The role of nitric oxide synthase signaling pathway in the Zn-induced cellular responses in MCF-7 cells

• We examine the Zn-induced cellular responses in MCF-7 cells.
• Trace amount ZnCl2 increases NO level, but it has little effect on genetic level.
• Excess ZnCl2 decreases NO production with the release of Ca2+.
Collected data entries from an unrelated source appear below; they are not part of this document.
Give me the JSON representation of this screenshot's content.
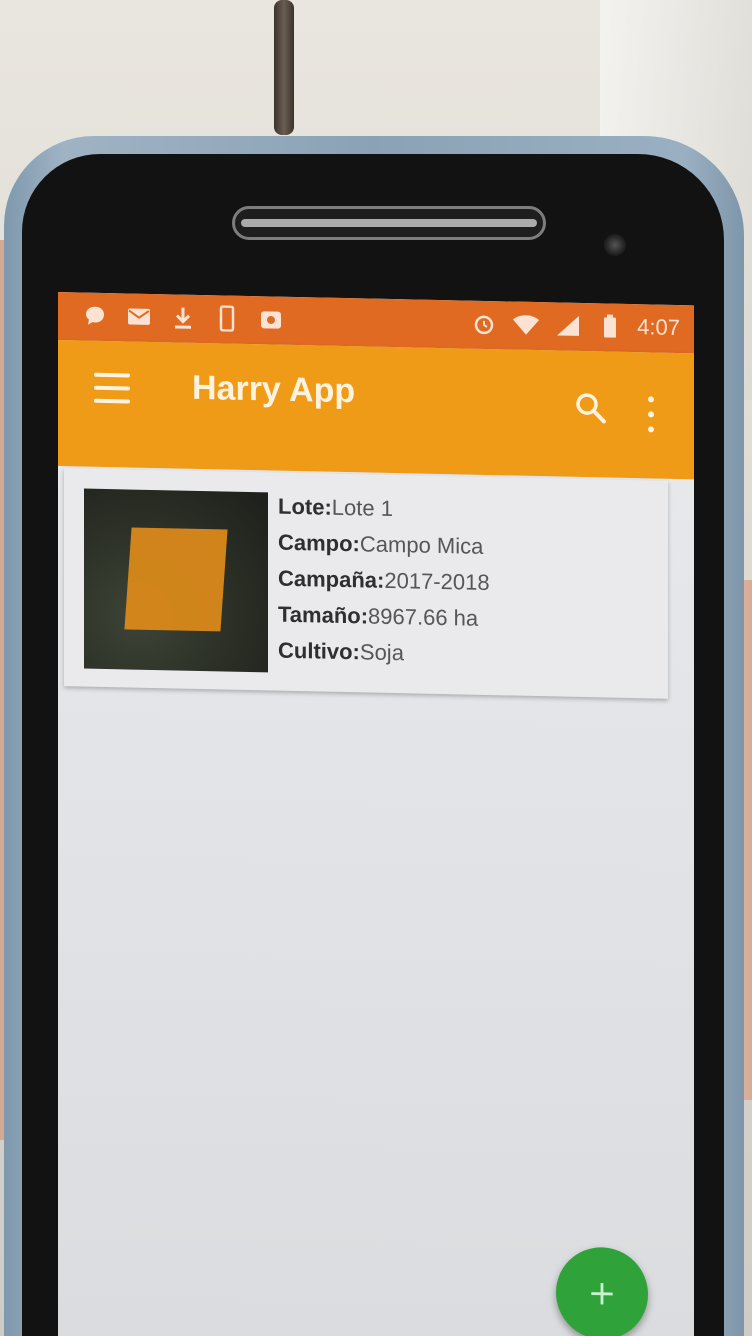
{
  "status_bar": {
    "time": "4:07",
    "left_icons": [
      "chat-bubble-icon",
      "mail-icon",
      "download-icon",
      "phone-icon",
      "photo-icon"
    ],
    "right_icons": [
      "alarm-icon",
      "wifi-icon",
      "signal-icon",
      "battery-icon"
    ],
    "color": "#e06a22"
  },
  "app_bar": {
    "title": "Harry App",
    "color": "#ef9b17",
    "menu_icon": "hamburger-menu-icon",
    "search_icon": "search-icon",
    "overflow_icon": "more-vert-icon"
  },
  "lots": [
    {
      "thumbnail": "satellite-field-thumbnail",
      "fields": [
        {
          "key": "Lote:",
          "value": "Lote 1"
        },
        {
          "key": "Campo:",
          "value": "Campo Mica"
        },
        {
          "key": "Campaña:",
          "value": "2017-2018"
        },
        {
          "key": "Tamaño:",
          "value": "8967.66 ha"
        },
        {
          "key": "Cultivo:",
          "value": "Soja"
        }
      ]
    }
  ],
  "fab": {
    "label": "+",
    "color": "#2fa33a"
  }
}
• Excess ZnCl2 further increases NO level with the activated expression of NOSs.
• Acute cytotoxicity induced by ZnCl2 is related to the NOS-mediated ROS generation.

Trace amount zinc plays key roles in biological systems, while in excessive amount it causes toxic effects. Evidence shows that there exists a crosstalk between NO and Zn apoptotic signal transduction pathway. However, the potential mechanism of Zn-induced cellular responses through the NOS signaling pathway has not been determined yet. In this research, trace amount ZnCl2 (1 nM) could induce the NO production, however it appears that this influence does not extend to genetic level in MCF-7 cells. Whereas, excess ZnCl2 (100 μM, 1 mM) could lead to a decreased NO production first with the release of Ca2+, and then induce the NO production with the transcriptional and translational activation of NOSs. The ROS generation was also induced by excess ZnCl2, causing the elF2α phosphorylation. The alleviation effect of N-acetyl-l-cysteine or l-arginine on the Zn-induced ROS generation and apoptosis suggested that Zn-induced apoptosis was associated with the NOS-mediated oxidative stress.